La mobilisation s’intensifie autour de la préservation de la paix et de la cohésion sociale. Jeudi dernier, à la faculté Imam Chafiou, le Dar Iftah (bureau du grand mufti) a réuni la notabilité, marquant ainsi une troisième phase dans son action. Cette rencontre, élargie à plusieurs oulémas, à l’Agence nationale du Hadj ainsi qu’à des représentants du ministère de l’Intérieur, s’inscrit dans une dynamique de concertation face à une situation jugée préoccupante. Au cœur des échanges : la prière du vendredi et l’apparition du croissant lunaire, deux éléments fondamentaux de la pratique religieuse, parfois à l’origine de tensions dans certaines localités. Le vice-mufti de la République, le docteur Abdoulhakim Mohamed Chakir, a tenu à rappeler le caractère sacré de ces questions. « Personne ne peut intervenir lorsque Dieu a déjà prescrit ses ordres », a-t-il déclaré. Dans son intervention, il a insisté sur le droit inaliénable de chaque fidèle à accomplir ses obligations religieuses sans entrave.

« Personne ne peut empêcher autrui d’aller à la mosquée pour accomplir son devoir divin, même en cas de conflit », a-t-il ajouté. Il a également dénoncé certaines pratiques consistant à exclure des fidèles ou à diviser les mosquées en raison de différends sociaux ou communautaires. Selon lui, « accomplir la prière à la mosquée est un droit pour tous, où et quand chacun le souhaite ». Le message est sans équivoque : il est impératif de dissocier les tensions politiques et sociales des pratiques religieuses. Une séparation jugée essentielle pour éviter que des conflits profanes ne viennent perturber l’unité spirituelle. « Chacun doit rester à sa place », a insisté le vice-mufti, appelant à une prise de conscience collective.

De son côté, le directeur de cabinet du Dar Iftah, Dr Saïd Abdallah, a souligné l’importance de cette rencontre avec la notabilité et les autorités administratives. « Il faut que chacun prenne ses responsabilités pour l’installation de la paix et de la stabilité », a-t-il affirmé. Selon lui, la notabilité joue un rôle clé dans la sensibilisation au niveau des villes et villages, tandis que le ministère de l’Intérieur doit veiller au maintien de l’ordre et au respect des décisions. Présent à cette rencontre, le notable Mohamed Ibrahim a salué l’initiative et assuré l’engagement des sages à relayer le message. « Nous prenons cette question très au sérieux et nous allons sensibiliser les populations », a-t-il déclaré. Il a également mis en garde contre les conséquences des conflits religieux, estimant que « tout peut être supporté, sauf une crise religieuse ».

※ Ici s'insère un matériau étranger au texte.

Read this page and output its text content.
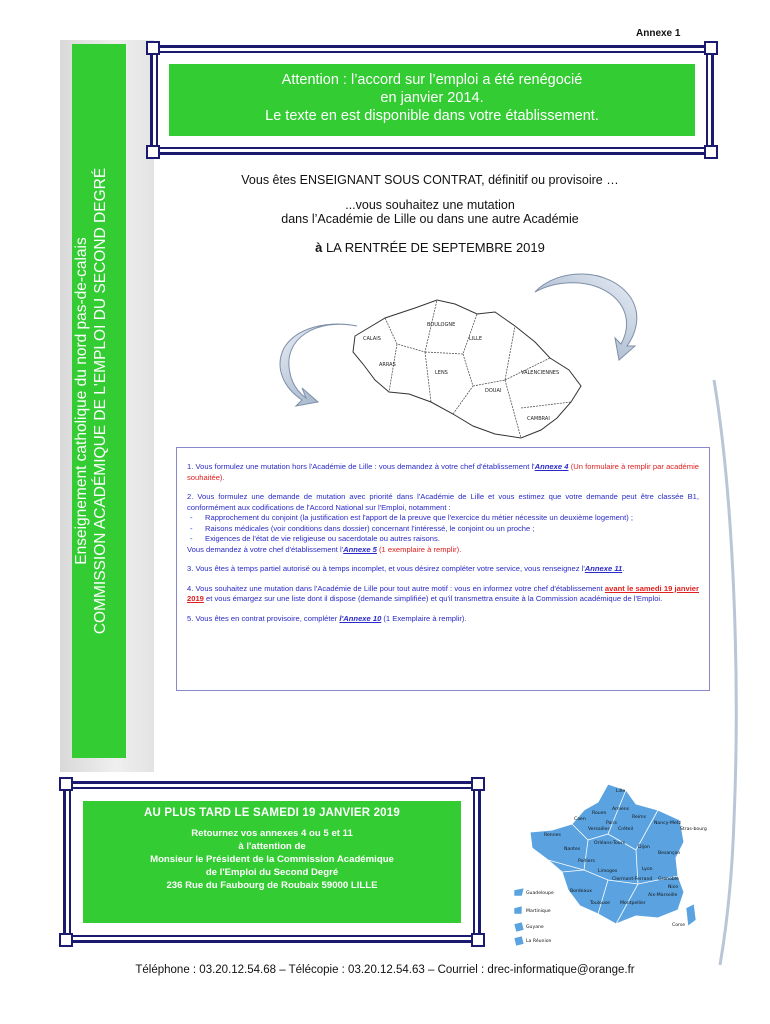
Annexe 1
Enseignement catholique du nord pas-de-calais COMMISSION ACADÉMIQUE DE L'EMPLOI DU SECOND DEGRÉ
Attention : l’accord sur l’emploi a été renégocié
en janvier 2014.
Le texte en est disponible dans votre établissement.
Vous êtes ENSEIGNANT SOUS CONTRAT, définitif ou provisoire …
...vous souhaitez une mutation
dans l’Académie de Lille ou dans une autre Académie
à LA RENTRÉE DE SEPTEMBRE 2019
CALAIS
BOULOGNE
LILLE
ARRAS
LENS
DOUAI
VALENCIENNES
CAMBRAI

1. Vous formulez une mutation hors l'Académie de Lille : vous demandez à votre chef d'établissement l'Annexe 4 (Un formulaire à remplir par académie souhaitée).

2. Vous formulez une demande de mutation avec priorité dans l'Académie de Lille et vous estimez que votre demande peut être classée B1, conformément aux codifications de l'Accord National sur l'Emploi, notamment :

- Rapprochement du conjoint (la justification est l'apport de la preuve que l'exercice du métier nécessite un deuxième logement) ;
- Raisons médicales (voir conditions dans dossier) concernant l'intéressé, le conjoint ou un proche ;
- Exigences de l'état de vie religieuse ou sacerdotale ou autres raisons.

Vous demandez à votre chef d'établissement l'Annexe 5 (1 exemplaire à remplir).

3. Vous êtes à temps partiel autorisé ou à temps incomplet, et vous désirez compléter votre service, vous renseignez l'Annexe 11.

4. Vous souhaitez une mutation dans l'Académie de Lille pour tout autre motif : vous en informez votre chef d'établissement avant le samedi 19 janvier 2019 et vous émargez sur une liste dont il dispose (demande simplifiée) et qu'il transmettra ensuite à la Commission académique de l'Emploi.

5. Vous êtes en contrat provisoire, compléter l'Annexe 10 (1 Exemplaire à remplir).

AU PLUS TARD LE SAMEDI 19 JANVIER 2019
Retournez vos annexes 4 ou 5 et 11
à l'attention de
Monsieur le Président de la Commission Académique
de l'Emploi du Second Degré
236 Rue du Faubourg de Roubaix 59000 LILLE
Lille
Amiens
Rouen
Reims
Caen
Paris
Créteil
Versailles
Nancy-Metz
Stras-bourg
Rennes
Orléans-Tours
Dijon
Besançon
Nantes
Poitiers
Limoges
Clermont-Ferrand
Lyon
Grenoble
Bordeaux
Toulouse Montpellier
Aix-Marseille
Nice
Corse
Guadeloupe
Martinique
Guyane
La Réunion
Téléphone : 03.20.12.54.68 – Télécopie : 03.20.12.54.63 – Courriel : drec-informatique@orange.fr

À travers cette démarche inclusive, les autorités religieuses cherchent à désamorcer les tensions. Après avoir informé l’opinion publique et les médias, puis organisé une conférence de presse, l’implication de la notabilité apparaît comme une étape stratégique pour atteindre les communautés à la base. L’enjeu est de préserver l’unité nationale dans un contexte où des divisions religieuses pourraient fragiliser durablement le tissu social.